Re: <progress> element and attributes vs. content

On Fri, Aug 14, 2009 at 4:49 PM, Jonas Sicking<jonas@sicking.cc> wrote:
> On Fri, Aug 14, 2009 at 1:25 PM, Lachlan Hunt<lachlan.hunt@lachy.id.au> wrote:
>> Adrian Bateman wrote:
>>>
>>> On Friday, August 14, 2009 10:46 AM, Tab Atkins Jr. wrote:
>>>>
>>>> On Fri, Aug 14, 2009 at 12:29 PM, Adrian Bateman<adrianba@microsoft.com>
>>>> wrote:
>>>>>
>>>>> I'm also concerned about how fragile the content parsing rules may turn
>>>>> out to be in practice.
>>>
>>>> This is anecdotal, but to me it appears that they're rather robust, at
>>>> least for English.
>>>
>>> I think this is my specific concern - how well does this work
>>> internationally?
>>
>> The parsing algorithm only supports using the full stop as the decimal
>> separator.  People from regions that normally use the comma as the decimal
>> separator, and who wish to use that notation for fallback, need to provide
>> the value in the attributes.
>>
>> So to represent the value 75,3%, they would have to use:
>>
>> <progress value="0.753">75,3%</progress>
>
> Then there is the thousands-separator issue, in Swedish it's common to write
>
> <progress>203'321 byte av totalt 1'048'576<progress>

I'm wondering if it's possible to revise the algorithm to ignore
grouping glyphs commonly used internationally.  Even using the , as a
thousands separator, as is common in English, would break parsing.
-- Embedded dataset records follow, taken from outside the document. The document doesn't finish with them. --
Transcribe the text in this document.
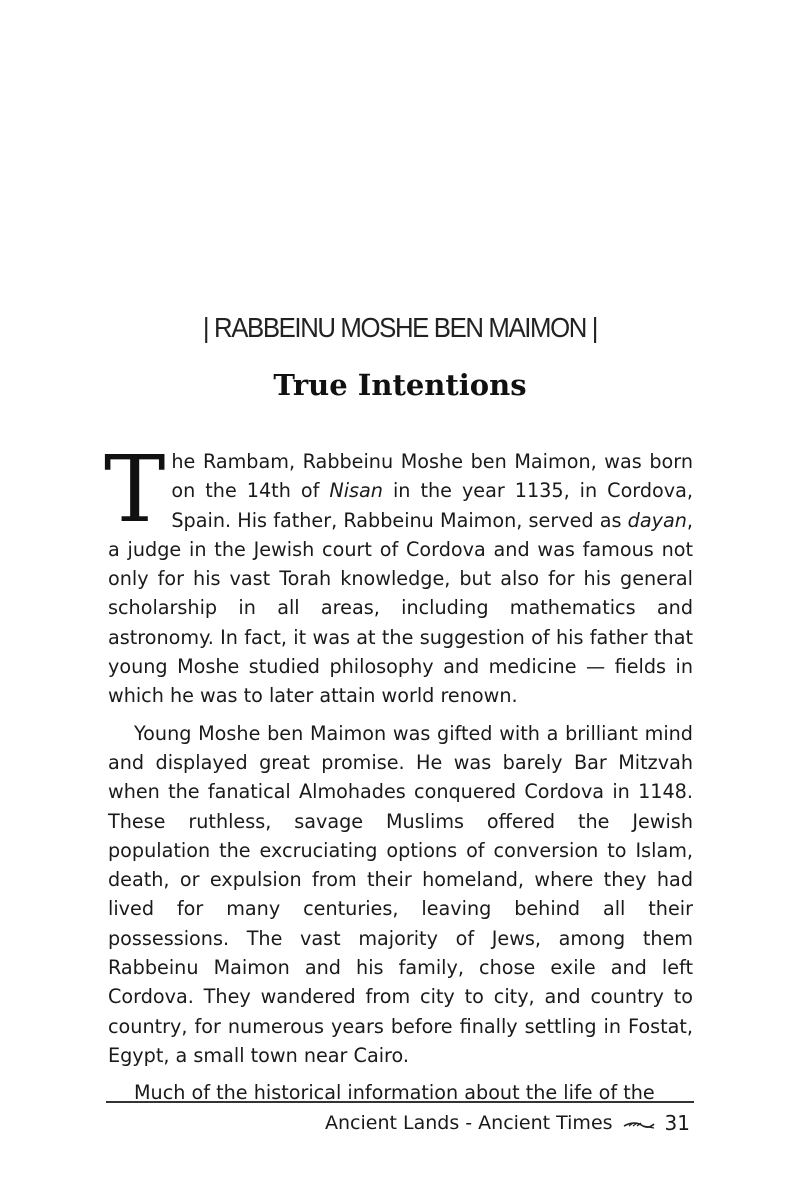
| RABBEINU MOSHE BEN MAIMON |
True Intentions

The Rambam, Rabbeinu Moshe ben Maimon, was born on the 14th of Nisan in the year 1135, in Cordova, Spain. His father, Rabbeinu Maimon, served as dayan, a judge in the Jewish court of Cordova and was famous not only for his vast Torah knowledge, but also for his general scholarship in all areas, including mathematics and astronomy. In fact, it was at the suggestion of his father that young Moshe studied philosophy and medicine — fields in which he was to later attain world renown.

Young Moshe ben Maimon was gifted with a brilliant mind and displayed great promise. He was barely Bar Mitzvah when the fanatical Almohades conquered Cordova in 1148. These ruthless, savage Muslims offered the Jewish population the excruciating options of conversion to Islam, death, or expulsion from their homeland, where they had lived for many centuries, leaving behind all their possessions. The vast majority of Jews, among them Rabbeinu Maimon and his family, chose exile and left Cordova. They wandered from city to city, and country to country, for numerous years before finally settling in Fostat, Egypt, a small town near Cairo.

Much of the historical information about the life of the

Ancient Lands - Ancient Times	31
> And I'm worried that there are languages where writing
> <progress>Out of 100, so far 75</progress>
> would be common. However playing around with google translate I was
> unable to find one.

That was my original fear as well once I sat down to consider the
issue, but I also have no clue if that's common in any major language.